Inspect the vehicle for damage before signing paperwork. Ensure that all existing damage is noted on the contract. When leaving the car hire centre, remember to drive on the right. 

The number of the traffic police is 155 / 154, but if you have an accident, also ring the car hire contractor. In the boot of the car should be two warning triangles, to place at the front and rear of your vehicle until the police come. 

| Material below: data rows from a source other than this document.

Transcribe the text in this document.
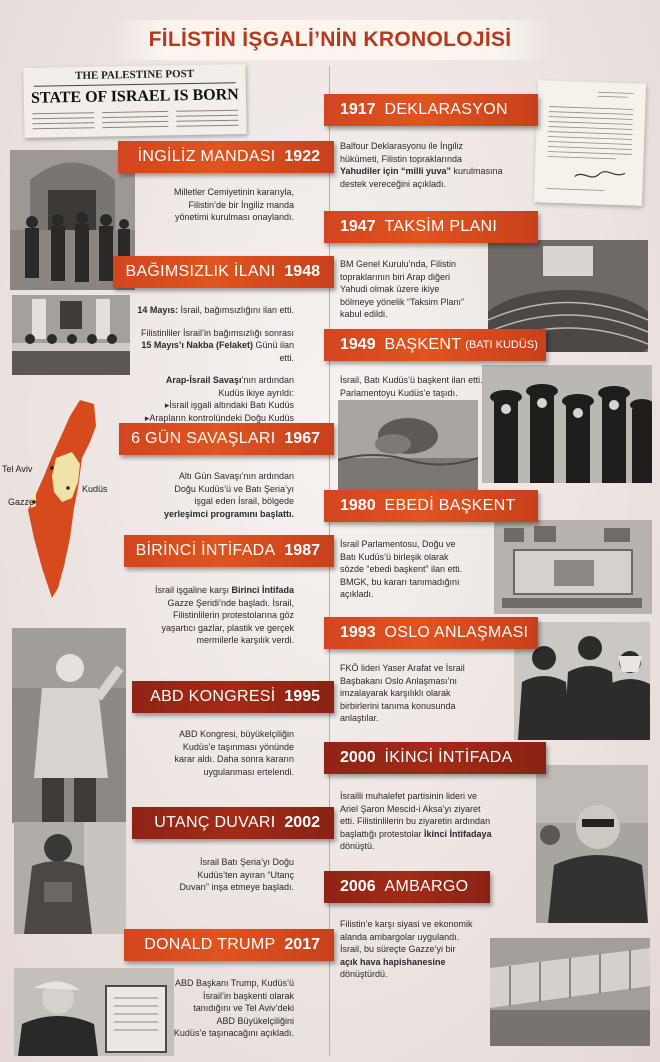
FİLİSTİN İŞGALİ’NİN KRONOLOJİSİ
THE PALESTINE POST
STATE OF ISRAEL IS BORN
Tel Aviv
Gazze
Kudüs
İNGİLİZ MANDASI
1922

Milletler Cemiyetinin kararıyla,

Filistin’de bir İngiliz manda

yönetimi kurulması onaylandı.

BAĞIMSIZLIK İLANI
1948

14 Mayıs: İsrail, bağımsızlığını ilan etti.

Filistinliler İsrail’in bağımsızlığı sonrası

15 Mayıs’ı Nakba (Felaket) Günü ilan etti.

Arap-İsrail Savaşı’nın ardından

Kudüs ikiye ayrıldı:

▸İsrail işgali altındaki Batı Kudüs

▸Arapların kontrolündeki Doğu Kudüs

6 GÜN SAVAŞLARI
1967

Altı Gün Savaşı’nın ardından

Doğu Kudüs’ü ve Batı Şeria’yı

işgal eden İsrail, bölgede

yerleşimci programını başlattı.

BİRİNCİ İNTİFADA
1987

İsrail işgaline karşı Birinci İntifada

Gazze Şeridi’nde başladı. İsrail,

Filistinlilerin protestolarına göz

yaşartıcı gazlar, plastik ve gerçek

mermilerle karşılık verdi.

ABD KONGRESİ
1995

ABD Kongresi, büyükelçiliğin

Kudüs’e taşınması yönünde

karar aldı. Daha sonra kararın

uygulanması ertelendi.

UTANÇ DUVARI
2002

İsrail Batı Şeria’yı Doğu

Kudüs’ten ayıran “Utanç

Duvarı” inşa etmeye başladı.

DONALD TRUMP
2017

ABD Başkanı Trump, Kudüs’ü

İsrail’in başkenti olarak

tanıdığını ve Tel Aviv’deki

ABD Büyükelçiliğini

Kudüs’e taşınacağını açıkladı.

1917
DEKLARASYON

Balfour Deklarasyonu ile İngiliz

hükümeti, Filistin topraklarında

Yahudiler için “milli yuva” kurulmasına

destek vereceğini açıkladı.

1947
TAKSİM PLANI

BM Genel Kurulu’nda, Filistin

topraklarının biri Arap diğeri

Yahudi olmak üzere ikiye

bölmeye yönelik “Taksim Planı”

kabul edildi.

1949
BAŞKENT (BATI KUDÜS)

İsrail, Batı Kudüs’ü başkent ilan etti.

Parlamentoyu Kudüs’e taşıdı.

1980
EBEDİ BAŞKENT

İsrail Parlamentosu, Doğu ve

Batı Kudüs’ü birleşik olarak

sözde “ebedi başkent” ilan etti.

BMGK, bu kararı tanımadığını

açıkladı.

1993
OSLO ANLAŞMASI

FKÖ lideri Yaser Arafat ve İsrail

Başbakanı Oslo Anlaşması’nı

imzalayarak karşılıklı olarak

birbirlerini tanıma konusunda

anlaştılar.

2000
İKİNCİ İNTİFADA

İsrailli muhalefet partisinin lideri ve

Ariel Şaron Mescid-i Aksa’yı ziyaret

etti. Filistinlilerin bu ziyaretin ardından

başlattığı protestolar İkinci İntifadaya

dönüştü.

2006
AMBARGO

Filistin’e karşı siyasi ve ekonomik

alanda ambargolar uygulandı.

İsrail, bu süreçte Gazze’yi bir

açık hava hapishanesine

dönüştürdü.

Occasionally, local gendarmes make roadside stops at entrances to villages and towns. They will ask to see your passport, driving licence, and car documentation. These are just routine stops but ensure you have those papers in the car wherever you drive.
Driving views

On most major roads, speed control is in operation. A car sitting by the roadside has fully installed speed radars to record drivers speed. If you are over the limit, another patrol roughly 300 to 500 metres further along the road, will stop you, and issue a fine. Instructions will be given on how to pay it.

Kilometres are used for speed limits and within towns; it is 50 km/h, 90km/h on major roads and 120 on motorways. Seat belts are mandatory. 

The drink-driving limit is 0.05% but it is wise to refrain from alcohol completely. Breathalysers are used and penalties are severe.

In some places, the attitude of Turkish drivers alarm foreign visitors but do not let this deter you. Just pay the same amount of attention that you would do in European countries and do not presume the actions of other drivers. Lack of use for indictors is the most common.

Traffic on roundabouts do not have right-of-way. In certain towns, you may even have to stop twice, to let oncoming traffic in front of you. In busy areas, traffic lights are installed on most roundabouts.

Avoid driving at nighttime in remote areas, because of a lack of streetlights and poorly constructed roads with potholes.